In any conversation about his cooking life he mentions that he is forever grateful for having met his business partner Gary Kyriacou whose vision of possibility took Higgs from chef to entrepreneurial co-owner of two of the most ambitious restaurants in the city. Together they have upped the game in terms of style, ambience, design and the extraordinary numbers of seats to be filled each day. But despite the glamour of appearances these restaurants start their prep at 7am each morning, with no days off, and closing after 11pm each night.

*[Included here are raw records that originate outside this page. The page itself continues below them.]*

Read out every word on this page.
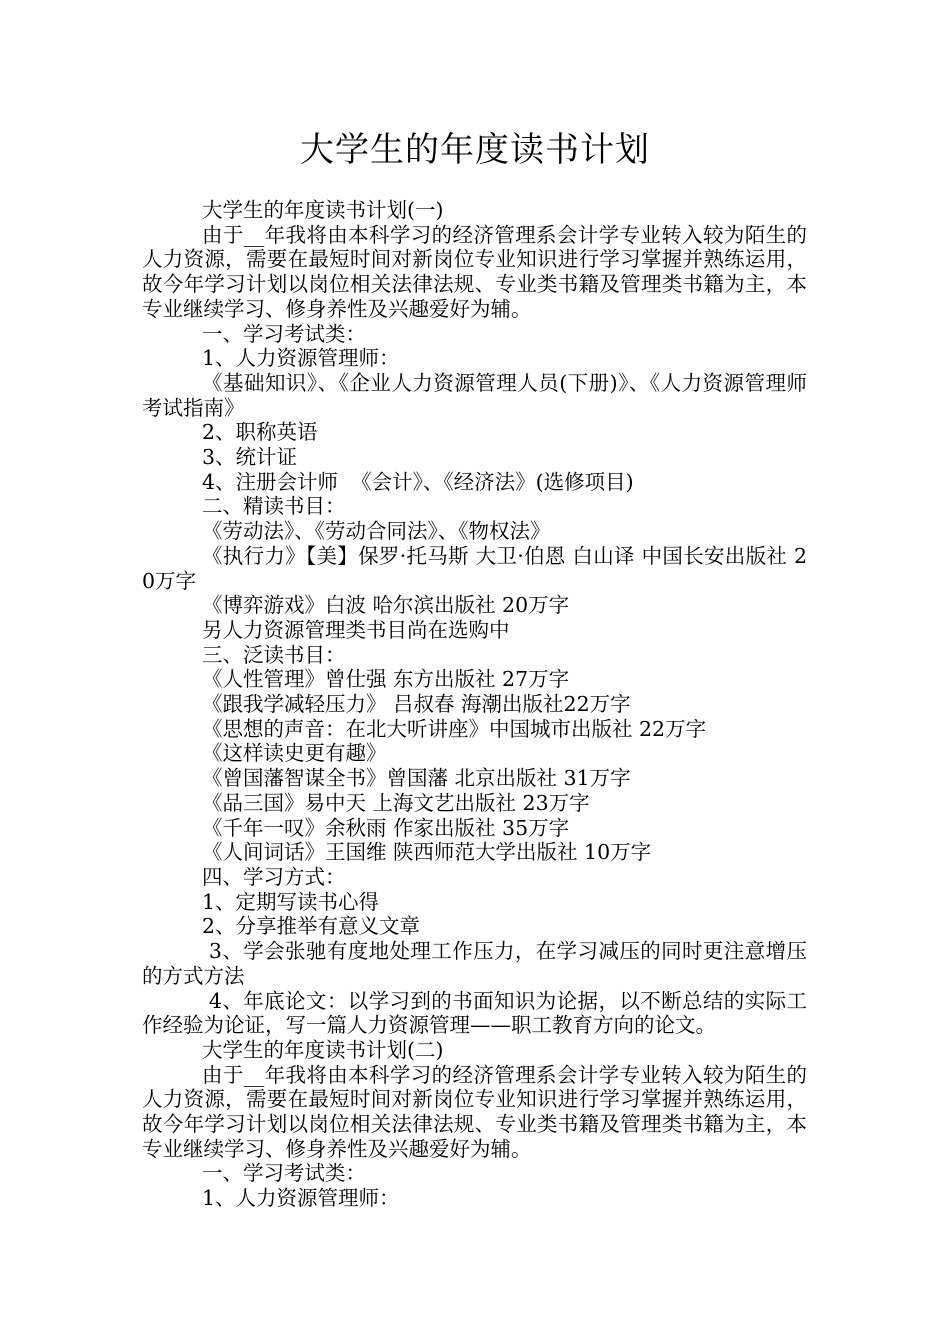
大学生的年度读书计划

大学生的年度读书计划(一)

由于__年我将由本科学习的经济管理系会计学专业转入较为陌生的人力资源，需要在最短时间对新岗位专业知识进行学习掌握并熟练运用，故今年学习计划以岗位相关法律法规、专业类书籍及管理类书籍为主，本专业继续学习、修身养性及兴趣爱好为辅。

一、学习考试类：

1、人力资源管理师：

《基础知识》、《企业人力资源管理人员(下册)》、《人力资源管理师考试指南》

2、职称英语

3、统计证

4、注册会计师  《会计》、《经济法》(选修项目)

二、精读书目：

《劳动法》、《劳动合同法》、《物权法》

《执行力》【美】保罗·托马斯 大卫·伯恩 白山译 中国长安出版社 20万字

《博弈游戏》白波 哈尔滨出版社 20万字

另人力资源管理类书目尚在选购中

三、泛读书目：

《人性管理》曾仕强 东方出版社 27万字

《跟我学减轻压力》 吕叔春 海潮出版社22万字

《思想的声音：在北大听讲座》中国城市出版社 22万字

《这样读史更有趣》

《曾国藩智谋全书》曾国藩 北京出版社 31万字

《品三国》易中天 上海文艺出版社 23万字

《千年一叹》余秋雨 作家出版社 35万字

《人间词话》王国维 陕西师范大学出版社 10万字

四、学习方式：

1、定期写读书心得

2、分享推举有意义文章

3、学会张驰有度地处理工作压力，在学习减压的同时更注意增压的方式方法

4、年底论文：以学习到的书面知识为论据，以不断总结的实际工作经验为论证，写一篇人力资源管理——职工教育方向的论文。

大学生的年度读书计划(二)

由于__年我将由本科学习的经济管理系会计学专业转入较为陌生的人力资源，需要在最短时间对新岗位专业知识进行学习掌握并熟练运用，故今年学习计划以岗位相关法律法规、专业类书籍及管理类书籍为主，本专业继续学习、修身养性及兴趣爱好为辅。

一、学习考试类：

1、人力资源管理师：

He says the restaurants are designed around creating a fun experience. ‘Joburg wants a jol (80’s slang for a ’good time’)'. He says Marble and Saint are all about giving people space for that.
The book is weighty, beautifully shot and full of recipes that Higgs urges you to use your common sense to handle. If the ingredients or techniques get tricksy leave those out, he says. He is a big believer in using ‘common sense’ to cook (“cooking is 10% skill”).
His favourite recipe in the book is his lamb rump, mebos and pumpkin fritters, a dish he perfected while head chef at 500 at the Saxon. We’re partial to trying out his mom’s fishcake recipe with chutney and parsley mayonnaise and the dish of sirloin, edamame beans, green heirloom tomatoes, and chimichurri. The recipes span all courses and are incredibly generous in scope – with a section devoted to kitchen fundamentals that includes everything from his Grandma’s chutney to basting sauce, pickling to purees. In all it’s a great read, plentiful eye candy and a treasure trove for cooks.
Higgs’ dream now that he has completed the book, opened his own restaurants, travelled the world and cooked for kings… “I want to open a restaurant on the beach, on my own terms. If I want to go on holiday … I don't want to listen to anyone's opinions”. We both agree that’s not going to happen anytime soon. Still plenty of markers on the road to cover on the way to that beach.
David Higgs book Mile 8 is now on sale at all good bookstores and is also available to buy at Marble and Saint restaurants.